In my personal case, I wanted to take a $200 chrome book and use it as a software development laptop and now as a music laptop. That's a bit crazy! But as I'll show, not terribly hard to pull off if you're patient (and cheap, like me).

So I hope to blog a bit about the process of converting a cheap laptop into a portable music studio and find out if its even worth doing! A short spoiler - I do have things running fairly well at this point so things look promising. I haven't stress tested anything and the open source DAWs do take some getting used to. Stay tuned!

2 comments:

  1. Hey, def. interested in hearing about how this os working for you, we have lots of Chromebooks at our building, although my access to them as the music teacher is limited.
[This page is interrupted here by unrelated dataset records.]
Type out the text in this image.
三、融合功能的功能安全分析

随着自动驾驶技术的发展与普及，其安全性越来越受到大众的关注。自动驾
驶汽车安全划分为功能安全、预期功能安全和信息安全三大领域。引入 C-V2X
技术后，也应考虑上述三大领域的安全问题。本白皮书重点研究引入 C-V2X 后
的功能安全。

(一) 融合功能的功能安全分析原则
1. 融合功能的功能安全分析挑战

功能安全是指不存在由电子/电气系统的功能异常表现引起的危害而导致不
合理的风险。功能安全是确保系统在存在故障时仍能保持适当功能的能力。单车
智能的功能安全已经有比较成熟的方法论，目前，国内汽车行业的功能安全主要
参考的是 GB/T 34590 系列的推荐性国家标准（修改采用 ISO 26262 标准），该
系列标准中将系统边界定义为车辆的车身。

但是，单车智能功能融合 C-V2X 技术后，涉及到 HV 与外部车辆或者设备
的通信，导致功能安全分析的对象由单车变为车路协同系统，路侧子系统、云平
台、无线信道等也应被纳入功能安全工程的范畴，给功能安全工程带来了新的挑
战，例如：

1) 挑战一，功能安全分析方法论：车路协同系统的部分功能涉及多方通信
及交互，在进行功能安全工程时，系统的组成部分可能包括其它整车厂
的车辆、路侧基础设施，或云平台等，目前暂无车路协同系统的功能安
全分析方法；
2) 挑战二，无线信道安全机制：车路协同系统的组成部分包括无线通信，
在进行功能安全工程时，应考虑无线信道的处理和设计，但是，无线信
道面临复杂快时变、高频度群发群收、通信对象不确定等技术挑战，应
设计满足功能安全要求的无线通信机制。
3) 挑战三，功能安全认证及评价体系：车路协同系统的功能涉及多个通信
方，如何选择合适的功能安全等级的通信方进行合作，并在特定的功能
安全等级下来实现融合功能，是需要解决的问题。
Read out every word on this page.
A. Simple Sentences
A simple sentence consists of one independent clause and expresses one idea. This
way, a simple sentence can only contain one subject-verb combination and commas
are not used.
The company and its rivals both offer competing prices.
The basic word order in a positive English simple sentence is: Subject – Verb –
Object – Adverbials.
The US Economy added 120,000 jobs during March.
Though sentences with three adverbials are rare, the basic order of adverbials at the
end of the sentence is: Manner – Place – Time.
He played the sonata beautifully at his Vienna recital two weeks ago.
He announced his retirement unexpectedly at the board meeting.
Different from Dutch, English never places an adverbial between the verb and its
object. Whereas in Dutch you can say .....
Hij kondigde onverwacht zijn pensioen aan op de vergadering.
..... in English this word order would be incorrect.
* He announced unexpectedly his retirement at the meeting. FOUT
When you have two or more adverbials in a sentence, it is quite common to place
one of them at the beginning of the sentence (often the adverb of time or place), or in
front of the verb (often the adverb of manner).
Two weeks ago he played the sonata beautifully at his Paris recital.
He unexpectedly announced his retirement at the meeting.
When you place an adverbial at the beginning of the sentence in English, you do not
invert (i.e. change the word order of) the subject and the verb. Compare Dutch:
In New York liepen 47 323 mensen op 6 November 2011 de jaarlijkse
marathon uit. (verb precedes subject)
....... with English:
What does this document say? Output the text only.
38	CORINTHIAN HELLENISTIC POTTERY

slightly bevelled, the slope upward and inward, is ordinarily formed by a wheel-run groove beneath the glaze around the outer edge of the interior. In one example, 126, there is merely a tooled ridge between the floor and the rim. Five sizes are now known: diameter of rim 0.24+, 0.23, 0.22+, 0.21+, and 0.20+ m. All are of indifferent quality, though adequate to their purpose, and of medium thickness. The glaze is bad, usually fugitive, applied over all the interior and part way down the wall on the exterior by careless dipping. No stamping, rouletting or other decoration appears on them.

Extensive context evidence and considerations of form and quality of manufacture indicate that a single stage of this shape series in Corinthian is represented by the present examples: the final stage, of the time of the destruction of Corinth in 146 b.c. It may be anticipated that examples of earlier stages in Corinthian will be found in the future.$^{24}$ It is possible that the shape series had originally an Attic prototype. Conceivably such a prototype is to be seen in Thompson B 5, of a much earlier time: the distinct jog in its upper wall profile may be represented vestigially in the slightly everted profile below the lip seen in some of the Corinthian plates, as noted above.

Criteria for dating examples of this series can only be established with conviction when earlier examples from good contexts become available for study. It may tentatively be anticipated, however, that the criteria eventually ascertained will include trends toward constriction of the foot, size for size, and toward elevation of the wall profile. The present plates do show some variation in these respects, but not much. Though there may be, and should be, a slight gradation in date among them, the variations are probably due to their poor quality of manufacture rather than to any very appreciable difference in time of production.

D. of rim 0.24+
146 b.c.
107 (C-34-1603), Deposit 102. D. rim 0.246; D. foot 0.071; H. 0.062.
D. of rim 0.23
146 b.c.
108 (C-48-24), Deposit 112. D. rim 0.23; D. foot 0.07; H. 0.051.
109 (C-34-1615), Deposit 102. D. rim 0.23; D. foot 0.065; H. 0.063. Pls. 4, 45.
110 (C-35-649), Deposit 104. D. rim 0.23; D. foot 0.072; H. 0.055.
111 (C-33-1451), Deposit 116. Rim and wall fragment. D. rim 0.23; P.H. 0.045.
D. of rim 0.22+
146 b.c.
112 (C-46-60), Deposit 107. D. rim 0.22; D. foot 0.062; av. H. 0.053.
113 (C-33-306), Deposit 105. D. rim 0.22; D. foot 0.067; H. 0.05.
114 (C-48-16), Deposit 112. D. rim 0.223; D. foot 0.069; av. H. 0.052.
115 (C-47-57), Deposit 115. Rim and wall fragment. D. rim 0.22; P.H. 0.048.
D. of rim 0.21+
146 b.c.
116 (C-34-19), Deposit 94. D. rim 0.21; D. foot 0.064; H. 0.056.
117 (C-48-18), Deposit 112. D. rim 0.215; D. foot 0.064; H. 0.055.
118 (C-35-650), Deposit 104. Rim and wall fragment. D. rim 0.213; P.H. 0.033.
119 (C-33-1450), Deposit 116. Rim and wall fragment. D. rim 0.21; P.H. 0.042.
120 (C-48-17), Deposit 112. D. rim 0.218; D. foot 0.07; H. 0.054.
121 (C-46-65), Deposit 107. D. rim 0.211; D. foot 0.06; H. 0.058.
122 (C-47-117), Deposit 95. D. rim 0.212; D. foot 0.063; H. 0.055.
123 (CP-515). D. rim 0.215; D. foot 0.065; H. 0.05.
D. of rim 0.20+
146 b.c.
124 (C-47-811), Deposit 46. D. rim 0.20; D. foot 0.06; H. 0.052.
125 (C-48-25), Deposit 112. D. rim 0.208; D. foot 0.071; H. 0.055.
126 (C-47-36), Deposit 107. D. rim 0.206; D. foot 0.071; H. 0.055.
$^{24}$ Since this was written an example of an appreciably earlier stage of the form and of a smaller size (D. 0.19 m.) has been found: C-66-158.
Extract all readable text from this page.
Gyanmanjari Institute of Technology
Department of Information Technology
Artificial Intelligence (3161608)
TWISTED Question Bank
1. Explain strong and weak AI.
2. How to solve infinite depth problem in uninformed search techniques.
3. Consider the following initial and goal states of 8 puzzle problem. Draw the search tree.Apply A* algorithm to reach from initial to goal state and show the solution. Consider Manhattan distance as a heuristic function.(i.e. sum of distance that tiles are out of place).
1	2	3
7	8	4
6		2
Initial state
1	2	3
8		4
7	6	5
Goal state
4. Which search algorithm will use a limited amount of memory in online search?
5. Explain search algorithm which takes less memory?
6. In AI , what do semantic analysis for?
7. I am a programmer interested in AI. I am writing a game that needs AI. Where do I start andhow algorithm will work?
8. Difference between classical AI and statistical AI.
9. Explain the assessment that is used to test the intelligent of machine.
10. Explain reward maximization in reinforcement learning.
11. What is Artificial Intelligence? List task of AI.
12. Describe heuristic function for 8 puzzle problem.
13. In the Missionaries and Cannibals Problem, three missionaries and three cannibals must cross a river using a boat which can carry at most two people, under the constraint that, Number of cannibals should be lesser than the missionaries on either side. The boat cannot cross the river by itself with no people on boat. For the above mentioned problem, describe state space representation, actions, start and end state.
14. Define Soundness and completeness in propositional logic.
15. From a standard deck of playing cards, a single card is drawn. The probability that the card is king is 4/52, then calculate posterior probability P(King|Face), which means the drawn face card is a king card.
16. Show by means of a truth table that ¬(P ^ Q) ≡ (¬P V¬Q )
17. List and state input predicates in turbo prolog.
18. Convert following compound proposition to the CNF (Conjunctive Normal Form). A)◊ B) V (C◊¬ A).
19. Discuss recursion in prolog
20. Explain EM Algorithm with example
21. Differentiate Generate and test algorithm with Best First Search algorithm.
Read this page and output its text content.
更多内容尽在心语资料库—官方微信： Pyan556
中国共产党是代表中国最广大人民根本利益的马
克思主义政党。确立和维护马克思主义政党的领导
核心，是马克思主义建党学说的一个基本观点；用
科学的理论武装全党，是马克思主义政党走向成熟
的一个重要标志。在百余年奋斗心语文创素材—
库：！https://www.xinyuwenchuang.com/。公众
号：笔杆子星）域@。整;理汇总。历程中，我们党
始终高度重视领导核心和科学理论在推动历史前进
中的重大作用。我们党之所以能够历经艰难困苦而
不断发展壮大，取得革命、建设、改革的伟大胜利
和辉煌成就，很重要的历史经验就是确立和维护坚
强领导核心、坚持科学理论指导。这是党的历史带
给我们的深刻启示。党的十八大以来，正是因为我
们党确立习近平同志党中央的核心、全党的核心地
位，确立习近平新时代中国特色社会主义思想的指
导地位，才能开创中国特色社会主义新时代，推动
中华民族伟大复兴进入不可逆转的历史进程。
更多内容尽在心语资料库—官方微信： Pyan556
We also have iPads.

    mcjazzer

    ReplyDelete
    Replies
    1. Thanks. My early response is that it takes patience! There is a nice online app (auditool.com) that works from the chrome side if you are looking to teach. It is limited to using only the synths it supports, but looks like it has quite a few. Linux takes a lot of tweaking. So far I have Jack working for audio, can use Ardour to make some music but had to do all the tweaks I mention so far and also had to set the audio target in Jack to "cras" - the chrome audio server.